Saturday, March 10, 2007

one fine day

I should say that the weather in central Florida is indeed gorgeous, and as I was stuck in the northeast freezing my ass off for the last hree years, this is the first spring I've enjoyed in a good long while that doesn't involve snow melting into damp small rivers of salt and dirt, refreezing at night so in the morning, you slip on the sidewalk and fall on your ass.

I have another nine days off of work before I start this New Assignment, and I'm enjoying the stressfree environment. I picked up Suzanne Gordon's book "Nursing Against the Odds" while in a bookstore today, opened it up to a scenario in which a nurse couldn't get any of the multiple docs she'd asked to look at a crashing patient, let alone order anything. The nurse knew was going to code and would never survive the code, and was trying to prevent this from happening, as the outcome wasn't ever going to be good.

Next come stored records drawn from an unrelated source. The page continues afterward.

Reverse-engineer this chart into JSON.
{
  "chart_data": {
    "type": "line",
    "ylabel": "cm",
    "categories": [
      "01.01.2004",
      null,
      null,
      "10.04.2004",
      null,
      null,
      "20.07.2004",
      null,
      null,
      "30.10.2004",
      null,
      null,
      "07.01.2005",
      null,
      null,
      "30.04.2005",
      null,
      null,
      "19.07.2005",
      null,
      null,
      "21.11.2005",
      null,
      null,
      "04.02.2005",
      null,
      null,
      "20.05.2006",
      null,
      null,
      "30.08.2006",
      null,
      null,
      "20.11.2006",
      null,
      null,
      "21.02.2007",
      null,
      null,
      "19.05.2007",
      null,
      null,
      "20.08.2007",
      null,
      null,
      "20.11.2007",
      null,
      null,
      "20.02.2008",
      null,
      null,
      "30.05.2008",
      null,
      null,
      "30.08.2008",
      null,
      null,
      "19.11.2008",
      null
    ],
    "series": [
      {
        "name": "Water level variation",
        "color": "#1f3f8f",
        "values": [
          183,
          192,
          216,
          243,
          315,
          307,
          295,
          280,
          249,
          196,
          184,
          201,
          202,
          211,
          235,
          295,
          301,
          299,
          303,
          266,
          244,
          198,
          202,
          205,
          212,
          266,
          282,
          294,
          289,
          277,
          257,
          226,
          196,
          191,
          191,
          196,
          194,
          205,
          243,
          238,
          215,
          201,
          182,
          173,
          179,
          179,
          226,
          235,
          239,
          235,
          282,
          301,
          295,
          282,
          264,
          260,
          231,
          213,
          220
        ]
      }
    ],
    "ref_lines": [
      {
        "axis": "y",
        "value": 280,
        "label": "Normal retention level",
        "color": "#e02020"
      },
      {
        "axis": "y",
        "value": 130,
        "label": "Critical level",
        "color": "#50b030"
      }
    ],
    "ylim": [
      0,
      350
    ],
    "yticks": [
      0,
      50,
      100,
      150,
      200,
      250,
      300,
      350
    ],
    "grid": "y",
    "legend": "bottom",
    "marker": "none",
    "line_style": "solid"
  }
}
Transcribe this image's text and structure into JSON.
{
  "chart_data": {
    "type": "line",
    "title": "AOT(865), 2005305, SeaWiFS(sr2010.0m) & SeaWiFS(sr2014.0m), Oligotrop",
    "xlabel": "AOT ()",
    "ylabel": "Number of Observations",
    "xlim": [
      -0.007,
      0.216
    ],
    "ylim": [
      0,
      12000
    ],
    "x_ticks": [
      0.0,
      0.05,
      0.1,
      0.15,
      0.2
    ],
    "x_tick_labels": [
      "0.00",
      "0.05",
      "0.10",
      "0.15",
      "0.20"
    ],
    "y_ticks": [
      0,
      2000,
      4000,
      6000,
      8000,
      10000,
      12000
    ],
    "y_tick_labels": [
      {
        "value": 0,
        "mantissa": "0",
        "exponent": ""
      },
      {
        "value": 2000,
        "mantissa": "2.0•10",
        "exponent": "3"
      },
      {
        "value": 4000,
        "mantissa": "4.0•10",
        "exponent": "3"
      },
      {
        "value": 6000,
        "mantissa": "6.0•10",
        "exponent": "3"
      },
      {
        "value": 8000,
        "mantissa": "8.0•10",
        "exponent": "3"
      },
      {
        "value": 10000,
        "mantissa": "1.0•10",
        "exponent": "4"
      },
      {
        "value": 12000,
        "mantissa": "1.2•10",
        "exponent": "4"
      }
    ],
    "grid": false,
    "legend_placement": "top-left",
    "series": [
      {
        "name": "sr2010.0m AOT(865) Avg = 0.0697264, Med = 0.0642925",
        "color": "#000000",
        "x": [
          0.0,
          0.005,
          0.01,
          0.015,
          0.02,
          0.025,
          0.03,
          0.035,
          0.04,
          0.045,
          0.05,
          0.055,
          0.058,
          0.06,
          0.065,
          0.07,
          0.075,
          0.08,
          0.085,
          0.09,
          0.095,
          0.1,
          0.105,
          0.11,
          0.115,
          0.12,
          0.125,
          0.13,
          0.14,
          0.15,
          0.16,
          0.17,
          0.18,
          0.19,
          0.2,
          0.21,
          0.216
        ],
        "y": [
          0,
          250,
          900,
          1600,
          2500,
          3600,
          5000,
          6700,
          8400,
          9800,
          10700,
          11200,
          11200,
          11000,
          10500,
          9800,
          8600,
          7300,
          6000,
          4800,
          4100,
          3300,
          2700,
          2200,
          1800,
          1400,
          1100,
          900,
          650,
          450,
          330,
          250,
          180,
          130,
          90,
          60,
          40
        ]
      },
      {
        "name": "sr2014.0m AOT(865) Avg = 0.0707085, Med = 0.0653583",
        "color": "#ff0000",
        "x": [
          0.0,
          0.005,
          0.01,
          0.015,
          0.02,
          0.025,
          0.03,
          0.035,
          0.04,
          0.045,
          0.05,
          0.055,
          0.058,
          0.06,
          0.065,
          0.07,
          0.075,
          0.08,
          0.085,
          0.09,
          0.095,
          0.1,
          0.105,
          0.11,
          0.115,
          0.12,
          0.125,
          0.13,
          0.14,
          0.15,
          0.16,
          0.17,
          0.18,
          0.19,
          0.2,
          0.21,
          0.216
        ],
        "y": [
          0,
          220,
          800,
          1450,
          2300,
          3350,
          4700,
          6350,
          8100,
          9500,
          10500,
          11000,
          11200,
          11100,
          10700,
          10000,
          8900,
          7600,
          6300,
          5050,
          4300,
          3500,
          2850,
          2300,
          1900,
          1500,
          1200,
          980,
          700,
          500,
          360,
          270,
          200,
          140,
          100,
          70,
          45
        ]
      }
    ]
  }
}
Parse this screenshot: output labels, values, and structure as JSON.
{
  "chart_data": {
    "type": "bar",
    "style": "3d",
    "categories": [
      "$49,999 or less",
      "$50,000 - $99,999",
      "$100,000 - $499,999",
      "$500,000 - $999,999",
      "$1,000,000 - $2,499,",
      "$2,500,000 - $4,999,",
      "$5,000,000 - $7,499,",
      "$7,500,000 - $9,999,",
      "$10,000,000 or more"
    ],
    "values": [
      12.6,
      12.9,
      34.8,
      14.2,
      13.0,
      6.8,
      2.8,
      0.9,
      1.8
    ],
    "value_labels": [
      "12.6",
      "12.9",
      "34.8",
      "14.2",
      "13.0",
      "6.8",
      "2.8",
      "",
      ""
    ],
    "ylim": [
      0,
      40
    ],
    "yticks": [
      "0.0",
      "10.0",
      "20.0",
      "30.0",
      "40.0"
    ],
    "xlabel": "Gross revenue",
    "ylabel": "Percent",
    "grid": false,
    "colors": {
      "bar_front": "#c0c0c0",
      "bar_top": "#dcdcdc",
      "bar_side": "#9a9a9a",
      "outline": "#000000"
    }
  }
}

I skimmed that paragraph, horrified, and shut the book. It hit way, way too close to home. Note that I wasn't horrified because I've never heard of such things like that happening to a nurse/patient. I was horrified because I've been that nurse and I've known that patient, and those doctors. That could be, and often has been, me, on an average day at work. I wondered, as I hastily put the book away, if lay people who read the book will think Gordon is overemphasizing or hyperbolizing this kind of scenario, but most nurses could vouch for that happening in their career not once, but multiple times.

When I don't have to work, therefore, I am very happy, even if all I have to do is menial tasks and cooking. Even if I'm sick with a cold (which I am now, apparently) I think, "Oh thank God I don't have to work 12 hour shifts sick as a dog!"

I've decided I can only subject myself to that kind of moral trauma for a maximum of five years (believe it or not, I've almost been a nurse for two years!) and then I have to either get out completely, or go back to school and get an advance practice degree, where the stress is diffferent, but the autonomy hopefully greater.

As for now, I treat my days off as if they're never going to come again, because sometimes that's how it feels when you're working.